Amazon Day expands to all Prime members — and offers an operational win-win
- Amazon expanded it's newest fulfillment option — called Amazon Day — to all Prime members Thursday after a successful pilot with select members. The program allows members to choose a day of the week as their designated delivery day, meaning any orders they place throughout the week will be delivered on that day. Amazon Prime shipping options are still available for items that consumers want delivered more quickly.
- Amazon Day is also part of the company's "Shipment Zero" initiative to reach 50% net-zero carbon shipments by 2030, since the program has the potential to reduce the number of shipments Prime members receive regardless of the volume of purchases.

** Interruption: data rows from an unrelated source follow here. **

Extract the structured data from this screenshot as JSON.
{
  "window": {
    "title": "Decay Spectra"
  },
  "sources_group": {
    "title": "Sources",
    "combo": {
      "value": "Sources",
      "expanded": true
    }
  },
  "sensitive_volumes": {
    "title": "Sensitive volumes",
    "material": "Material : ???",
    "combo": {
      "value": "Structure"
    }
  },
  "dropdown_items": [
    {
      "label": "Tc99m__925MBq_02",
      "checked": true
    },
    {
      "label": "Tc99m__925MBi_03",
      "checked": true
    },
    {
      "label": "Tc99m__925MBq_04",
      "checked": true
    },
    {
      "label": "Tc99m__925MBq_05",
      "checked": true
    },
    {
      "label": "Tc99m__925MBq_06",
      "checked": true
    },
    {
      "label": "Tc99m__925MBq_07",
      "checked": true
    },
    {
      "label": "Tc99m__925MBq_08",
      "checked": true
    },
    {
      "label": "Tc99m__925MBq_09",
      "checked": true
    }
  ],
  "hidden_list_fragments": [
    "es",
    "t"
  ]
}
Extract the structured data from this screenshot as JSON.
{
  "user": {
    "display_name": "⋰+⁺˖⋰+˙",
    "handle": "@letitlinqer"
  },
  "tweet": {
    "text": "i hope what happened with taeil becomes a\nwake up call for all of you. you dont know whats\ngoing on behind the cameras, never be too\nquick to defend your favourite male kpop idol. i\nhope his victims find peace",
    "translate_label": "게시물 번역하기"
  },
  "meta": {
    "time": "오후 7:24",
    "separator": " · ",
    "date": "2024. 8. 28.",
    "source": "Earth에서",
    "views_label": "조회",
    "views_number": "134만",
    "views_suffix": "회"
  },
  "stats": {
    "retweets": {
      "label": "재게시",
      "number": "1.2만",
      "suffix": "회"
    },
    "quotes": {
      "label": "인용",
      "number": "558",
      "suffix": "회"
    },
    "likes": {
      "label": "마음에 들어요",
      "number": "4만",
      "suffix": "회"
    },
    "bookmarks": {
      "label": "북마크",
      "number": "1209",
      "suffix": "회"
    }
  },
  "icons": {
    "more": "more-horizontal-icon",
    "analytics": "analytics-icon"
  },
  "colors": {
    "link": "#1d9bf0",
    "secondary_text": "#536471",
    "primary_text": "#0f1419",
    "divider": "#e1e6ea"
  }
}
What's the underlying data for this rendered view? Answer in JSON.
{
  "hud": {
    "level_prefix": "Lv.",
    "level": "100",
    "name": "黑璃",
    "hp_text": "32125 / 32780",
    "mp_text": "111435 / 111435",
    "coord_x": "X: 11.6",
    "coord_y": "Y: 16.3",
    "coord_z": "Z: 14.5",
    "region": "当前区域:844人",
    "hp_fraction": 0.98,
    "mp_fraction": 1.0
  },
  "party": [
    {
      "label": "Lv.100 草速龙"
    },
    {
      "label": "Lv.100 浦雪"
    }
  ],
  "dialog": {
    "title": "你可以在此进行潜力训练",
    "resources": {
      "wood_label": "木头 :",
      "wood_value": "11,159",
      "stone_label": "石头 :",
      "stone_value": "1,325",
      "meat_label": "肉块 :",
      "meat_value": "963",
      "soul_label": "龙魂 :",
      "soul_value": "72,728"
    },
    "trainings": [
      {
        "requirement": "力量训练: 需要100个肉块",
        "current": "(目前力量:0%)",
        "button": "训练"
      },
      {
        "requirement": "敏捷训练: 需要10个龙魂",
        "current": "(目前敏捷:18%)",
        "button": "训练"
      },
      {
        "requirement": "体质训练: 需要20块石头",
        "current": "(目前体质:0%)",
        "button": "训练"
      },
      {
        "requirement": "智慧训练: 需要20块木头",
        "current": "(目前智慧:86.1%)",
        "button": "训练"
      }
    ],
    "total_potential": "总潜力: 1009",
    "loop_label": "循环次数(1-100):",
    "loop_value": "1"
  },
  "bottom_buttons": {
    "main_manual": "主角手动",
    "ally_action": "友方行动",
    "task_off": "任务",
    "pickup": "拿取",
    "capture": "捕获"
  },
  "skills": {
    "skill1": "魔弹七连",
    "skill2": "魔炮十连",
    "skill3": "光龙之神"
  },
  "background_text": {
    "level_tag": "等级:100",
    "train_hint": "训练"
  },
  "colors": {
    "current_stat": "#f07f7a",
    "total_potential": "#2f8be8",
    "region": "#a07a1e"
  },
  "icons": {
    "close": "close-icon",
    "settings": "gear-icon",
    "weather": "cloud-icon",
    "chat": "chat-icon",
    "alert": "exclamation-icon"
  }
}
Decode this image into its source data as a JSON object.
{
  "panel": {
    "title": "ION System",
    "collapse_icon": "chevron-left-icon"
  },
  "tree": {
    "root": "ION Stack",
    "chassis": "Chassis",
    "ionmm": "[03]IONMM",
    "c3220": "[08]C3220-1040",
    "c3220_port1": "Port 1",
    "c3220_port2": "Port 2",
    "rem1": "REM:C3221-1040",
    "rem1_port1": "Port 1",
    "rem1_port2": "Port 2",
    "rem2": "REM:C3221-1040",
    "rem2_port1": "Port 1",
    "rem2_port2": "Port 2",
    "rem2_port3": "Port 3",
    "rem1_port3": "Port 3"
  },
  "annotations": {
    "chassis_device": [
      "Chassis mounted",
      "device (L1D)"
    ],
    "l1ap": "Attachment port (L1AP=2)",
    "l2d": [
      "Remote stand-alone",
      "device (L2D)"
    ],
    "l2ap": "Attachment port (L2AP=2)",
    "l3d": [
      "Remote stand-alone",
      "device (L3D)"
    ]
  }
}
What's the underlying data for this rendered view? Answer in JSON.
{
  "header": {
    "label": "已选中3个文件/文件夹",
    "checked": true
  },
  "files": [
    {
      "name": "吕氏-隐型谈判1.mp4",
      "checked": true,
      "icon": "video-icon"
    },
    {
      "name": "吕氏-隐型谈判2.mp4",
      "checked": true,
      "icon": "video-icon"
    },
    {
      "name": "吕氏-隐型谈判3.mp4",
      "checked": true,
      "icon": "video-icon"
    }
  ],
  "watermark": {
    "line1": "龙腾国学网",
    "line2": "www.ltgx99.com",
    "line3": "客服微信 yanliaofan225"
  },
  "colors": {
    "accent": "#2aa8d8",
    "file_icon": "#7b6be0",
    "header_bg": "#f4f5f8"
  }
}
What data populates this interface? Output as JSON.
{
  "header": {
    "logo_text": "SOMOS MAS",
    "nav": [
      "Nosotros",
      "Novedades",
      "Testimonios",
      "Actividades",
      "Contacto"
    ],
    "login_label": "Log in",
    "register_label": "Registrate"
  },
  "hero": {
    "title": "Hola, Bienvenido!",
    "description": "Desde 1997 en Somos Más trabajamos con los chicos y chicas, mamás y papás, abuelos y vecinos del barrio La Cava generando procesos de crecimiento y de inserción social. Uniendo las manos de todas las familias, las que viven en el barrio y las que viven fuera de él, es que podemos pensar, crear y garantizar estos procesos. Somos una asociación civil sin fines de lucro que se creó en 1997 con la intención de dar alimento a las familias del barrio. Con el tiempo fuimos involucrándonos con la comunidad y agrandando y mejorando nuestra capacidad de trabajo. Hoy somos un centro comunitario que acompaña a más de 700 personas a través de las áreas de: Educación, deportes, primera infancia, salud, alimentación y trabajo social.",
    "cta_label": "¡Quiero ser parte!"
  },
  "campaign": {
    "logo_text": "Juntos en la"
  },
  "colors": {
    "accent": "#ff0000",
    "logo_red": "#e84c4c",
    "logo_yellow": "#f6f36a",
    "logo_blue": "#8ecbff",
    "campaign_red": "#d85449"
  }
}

- "We’ve been testing this program with a group of Prime members and Amazon Day has already reduced packaging by tens of thousands of boxes – a number that will only continue to grow now that the program is available to Prime members nationwide," Maria Renz, vice president of delivery experience at Amazon, said in a statement.
This latest move from Amazon indeed has the benefit of potentially reducing the carbon footprint of the e-commerce culture that Amazon Prime debatably created. But Amazon Day has major operational benefits too, as it doubles down on customer convenience with the valuable operational plus of longer fulfillment times.
This quasi-negotiation between speed, convenience, waste and a longer fulfillment time horizon is the next evolution of retail fulfillment, according to Tom Enright, vice president of retail supply chain research at Gartner.
"The new question is: How long am I prepared to wait if I can secure a price reduction or some sort of incentive and still get the product, but more on my terms and perhaps more advantageously for the retailer," Enright said at The Retail Industry Leaders Association's LINK2019 conference.
Customers want convenience and certainty, but that doesn't always mean as fast as possible. Retailers that can figure out how to navigate that negotiation with the customer can derive great supply chain savings, Enright said.
In order to commit to two-day shipping, he explained, retailers have been scrambling to find optimal warehouse space or other fulfillment capacities. But if customers picked a delivery date four days from order, for example, all of a sudden that order can be fulfilled from a facility farther away, opening up the opportunity for inventory balancing efficiency too — along with a customer that's just as happy.
"One of the areas that consumers get frustrated with is this long, wide range of delivery opportunities — four to seven days. Well if day four is Thursday and day seven is early next week and I really want this item for the weekend, then I'm almost forced to pay for expedited shipping at a cost. What consumer really wants is the assuredness of saying 'it's going to arrive on this day,'" Enright said. "Amazon Day helps them deliver on that."
Amazon Day also responds to consumer concerns about environmental impact, which have grown as e-commerce has infiltrated daily life: "sustainability, excess packaging ... it feels bad inside," Enright said. In fact, this is perhaps the main customer "incentive" in the Amazon Day scheme.
Consumers are aware that receiving multiple packages per week from the same shipper, and often in larger than necessary boxes, is wasteful and detrimental to the environment, but the option of not ordering items online is a step too far for many. In fact, roughly 60-70% of consumers are factoring sustainability into their choice retailer, according to Enright.
"Some of this can be solvable by looking at a slower method of fulfillment," he said.